26 DE FEBRERO. LA VIRTUD DE LA RELIGIÓN.

 Nuestra grandeza, perfección y felicidad, según Santo Tomás de Aquino, dependen de nuestra sujeción a la voluntad de Dios. Cuando el CUERPO está unido y sometido al alma por completo, vive, crece, muere y goza en virtud del espíritu, que es quien le gobierna, como la ATMÓSFERA a la acción de los rayos del sol se ilumina y se caldea.

Así acontece con nuestra alma en sus relaciones con Dios. Sujeta a él por el ejercicio del culto divino, de él recibe las luces, los pensamientos, las convicciones que luego si filtran a través de los sentimientos y de la vida.

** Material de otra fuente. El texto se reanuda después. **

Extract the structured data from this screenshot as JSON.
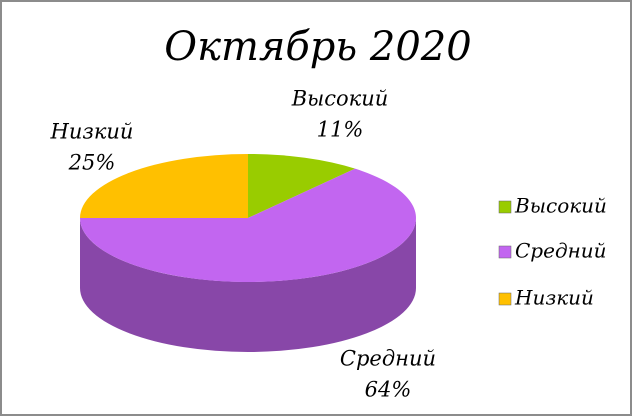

Dios hace participar a nuestra alma de su divina naturaleza al elevarla HASTA ÉL, por medio de su gracia, le comunica su SANTIDAD por medio de las virtudes y los dones sobrenaturales que derrama sobre ella y le hace participar de su FELICIDAD  al inundarla de paz y de delicias sin cuento. Por eso pudo decir San Agustín: "El culto que rendimos a la divina Majestad aprovecha más a la criatura que al Creador."

No solamente el culto que rendimos a Dios nos engrandece, nos santifica y da la felicidad sobre la tierra, sino que nos proporciona la eterna bienaventuranza, PREMIO de tal magnitud, que ni el entendimiento ni el corazón del hombre alcanzarán a comprender sus excelencias. ¿Qué amigo de príncipes ni de reyes pudo esperar jamás de sus señores parecidas recompensa por sus servicios? -Por eso los SANTOS  se sentían llenos de fervor en sus relaciones con Dios. San Alfonso María de Ligorio envidiaba el destino de los cirios y de la lamparilla del Santísimo, que lucen hasta extinguirse en presencia del augusto Sacramento del altar, y envidiaba también a las flores que adornan los altares con su belleza y mueren dando gloria a Jesús.

SI nuestros sentimientos fueran los de los santos, no estaríamos a veces tan distraídos y hasta insensibles al asistir al santo sacrificio de la Misa o en la acción de gracias después de la sagrada Comunión. Durante la meditación no dejaríamos los actos de fe, los afectos piadosos, y tomaríamos santas y sinceras resoluciones en vez de permanecer secos como tierra árida que no produce fruto; ni tampoco diríamos las oraciones por rutina, con la imaginación distraída, con escasa devoción y piedad.

¡Oh María! ¡Dulce Madre mía! Pon tú misma remedio a estos males de mi alma; cúrame de mi negligencia y tibieza; obtenme el don de una FE VIVA que me haga ver las grandezas infinitas de Dios, dentro de las cuales yo soy como una gotita de agua en medio del océano, o como un átomo impalpable en el espacio sin límites. Dame RECOGIMIENTO necesario para orar con el respeto debido, y hazme amar mucho la ORACIÓN para que con ella pueda honrar en todo lugar y siempre, y en la medida de mis fuerzas, a la divina Majestad de mi Creador.